Но когда именно встает вопрос: откуда же может христианин — будь то Церковь в целом или кто-либо в отдельности — быть таким Божественным действием, проводником, посредником такой Божественной динамики? Думаю, мы находим ответ на это тоже в Евангелии, если обратиться к образу Христа. Помните, в пятой главе Евангелия от Иоанна, которая читается на отпевании, в конце говорится: Якоже слышу, сужду, и суд Мой праведен есть, ибо Я не ищу воли Моея, но воли пославшаго Мя Отца (Ин. 5,30). Именно: как Я слышу, так Я сужу; то, что Я слышу, Я повторяю, и это — Божественный суд; и потому Я это делаю, что не ищу Своей воли, Я не ищу того, чтобы выразить Сво мнение, Свое желание, Свое волеизъявление; Я прислушиваюсь, и Мои слова выражают то, что Бог говорит. Вот здесь — таинственная и основная связь между глубинами молчания и произнесенным словом.
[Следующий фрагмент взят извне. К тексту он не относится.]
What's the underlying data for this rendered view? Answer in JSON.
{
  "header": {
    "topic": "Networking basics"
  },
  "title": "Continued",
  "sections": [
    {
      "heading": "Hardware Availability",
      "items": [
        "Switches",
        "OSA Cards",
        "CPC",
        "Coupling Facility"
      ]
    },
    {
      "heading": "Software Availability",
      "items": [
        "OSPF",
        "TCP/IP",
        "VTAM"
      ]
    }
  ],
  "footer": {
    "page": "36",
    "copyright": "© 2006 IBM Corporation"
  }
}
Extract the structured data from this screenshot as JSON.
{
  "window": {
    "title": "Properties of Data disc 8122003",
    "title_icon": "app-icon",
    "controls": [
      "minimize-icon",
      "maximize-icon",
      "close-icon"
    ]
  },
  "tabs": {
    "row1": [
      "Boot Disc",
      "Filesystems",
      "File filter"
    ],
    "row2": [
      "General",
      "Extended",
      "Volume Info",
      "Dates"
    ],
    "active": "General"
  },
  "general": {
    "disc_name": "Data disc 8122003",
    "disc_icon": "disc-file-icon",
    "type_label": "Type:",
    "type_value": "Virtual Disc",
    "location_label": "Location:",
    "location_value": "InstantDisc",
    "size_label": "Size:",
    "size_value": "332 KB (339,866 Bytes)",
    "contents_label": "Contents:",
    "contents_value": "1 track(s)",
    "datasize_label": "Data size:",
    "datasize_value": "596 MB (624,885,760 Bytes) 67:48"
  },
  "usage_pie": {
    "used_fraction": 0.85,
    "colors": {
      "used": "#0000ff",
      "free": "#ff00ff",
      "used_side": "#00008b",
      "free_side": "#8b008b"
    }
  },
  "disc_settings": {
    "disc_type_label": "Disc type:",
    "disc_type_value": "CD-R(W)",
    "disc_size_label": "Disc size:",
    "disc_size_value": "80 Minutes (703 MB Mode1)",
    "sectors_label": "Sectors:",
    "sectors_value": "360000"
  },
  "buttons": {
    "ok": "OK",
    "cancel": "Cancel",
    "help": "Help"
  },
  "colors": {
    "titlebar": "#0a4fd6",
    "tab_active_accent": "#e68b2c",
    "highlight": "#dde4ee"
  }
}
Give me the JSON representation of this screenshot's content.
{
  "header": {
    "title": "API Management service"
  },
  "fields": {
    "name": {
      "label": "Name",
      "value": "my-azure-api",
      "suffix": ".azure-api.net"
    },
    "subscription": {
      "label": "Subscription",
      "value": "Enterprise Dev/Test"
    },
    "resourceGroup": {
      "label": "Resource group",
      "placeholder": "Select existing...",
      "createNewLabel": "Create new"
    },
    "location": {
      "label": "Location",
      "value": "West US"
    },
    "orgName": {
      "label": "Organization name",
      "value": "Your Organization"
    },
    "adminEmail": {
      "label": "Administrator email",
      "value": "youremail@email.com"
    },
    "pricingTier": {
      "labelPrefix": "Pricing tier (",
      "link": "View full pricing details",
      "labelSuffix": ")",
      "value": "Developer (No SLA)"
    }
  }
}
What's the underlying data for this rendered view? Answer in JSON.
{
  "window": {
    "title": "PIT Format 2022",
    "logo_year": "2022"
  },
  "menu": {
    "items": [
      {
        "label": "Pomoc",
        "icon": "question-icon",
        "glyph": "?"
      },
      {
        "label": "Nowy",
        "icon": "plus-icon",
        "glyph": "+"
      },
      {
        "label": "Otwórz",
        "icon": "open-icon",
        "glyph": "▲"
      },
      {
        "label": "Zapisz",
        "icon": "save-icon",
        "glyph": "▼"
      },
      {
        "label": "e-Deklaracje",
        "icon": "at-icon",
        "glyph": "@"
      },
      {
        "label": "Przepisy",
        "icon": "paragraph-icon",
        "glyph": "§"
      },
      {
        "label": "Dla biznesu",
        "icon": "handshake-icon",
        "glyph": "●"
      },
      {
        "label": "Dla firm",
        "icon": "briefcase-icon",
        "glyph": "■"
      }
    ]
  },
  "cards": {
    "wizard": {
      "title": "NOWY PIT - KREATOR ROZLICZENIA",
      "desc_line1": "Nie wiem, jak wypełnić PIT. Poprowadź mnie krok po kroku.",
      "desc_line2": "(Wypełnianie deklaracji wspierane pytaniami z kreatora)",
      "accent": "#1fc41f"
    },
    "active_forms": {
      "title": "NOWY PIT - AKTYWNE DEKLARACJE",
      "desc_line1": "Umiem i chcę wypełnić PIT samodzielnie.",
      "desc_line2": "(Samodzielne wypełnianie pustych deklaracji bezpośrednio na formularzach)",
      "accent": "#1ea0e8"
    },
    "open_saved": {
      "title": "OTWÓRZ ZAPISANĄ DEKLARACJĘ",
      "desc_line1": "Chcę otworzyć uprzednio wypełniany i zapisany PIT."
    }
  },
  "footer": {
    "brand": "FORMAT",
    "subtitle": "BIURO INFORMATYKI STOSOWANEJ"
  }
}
Один анонимный подвижник XI века, который оставил довольно мало писаний, но интересных, говорит: Если мы имеем право по справедливости, согласно Священному Писанию, называть Христа Словом Божиим, то мы можем сказать, что Бог — это то бездонное молчание, из которого Оно рождается в чистоте… И это очень важно, потому что связь между словом и молчанием имеет огромное значение. Один из подвижников Церкви эпохи отцов пустыни, Авва Памво, был как-то призван своими братьями сказать приветственное слово навещающему их епископу. Он отозвался: Я ему ничего не скажу… — Почему? — Потому что если он не может понять моего молчания, ему никогда не понять моих слов… Мы обманываемся, когда думаем, что общаемся друг с другом через слово. Если между нами нет глубины молчания, слова ничего не передают, — это пустой звук. Понимание происходит на том уровне, где два человека встречаются глубинно именно в молчании, за пределом всякого словесного выражения. И вот о Христе этот монах говорил, что Он — Слово, которое до конца выражает содержание такого молчания. Не слово, которое рождается из внутренней тревоги (как часто мы говорим не из глубины, а от какой-то поверхностной ряби в нашей душе), а то слово, которое рождается, когда, говоря из человеческого опыта, человек или сам войдет внутрь, в глубокую молчаливость, или когда, бывает, нам дается молчание. Когда вдруг на нас, как благодать, сходит такая тишина, такая внутренняя умиротворенность и молчание, что если два человека охвачены таким молчанием, они сначала не могут даже говорить друг с другом, потому что сознают, что любое слово разобьет это молчание, оно разлетится вдребезги с ужасным треском, и ничего не останется. Но если себе дать молчать дальше и дальше, то можно вмолчаться в такую тишину, когда знаешь, что теперь, на этой глубине молчания, можно говорить, не нарушая его, а придавая ему словесную форму. И вы наверное замечали, как тогда говоришь тихо, спокойно, как выбираешь слова, как ничего не оставляешь случайности и лучше оставляешь что-нибудь недосказанным, чем пересказанным; потому что каждое слово должно быть правдой о том, что содержит молчание.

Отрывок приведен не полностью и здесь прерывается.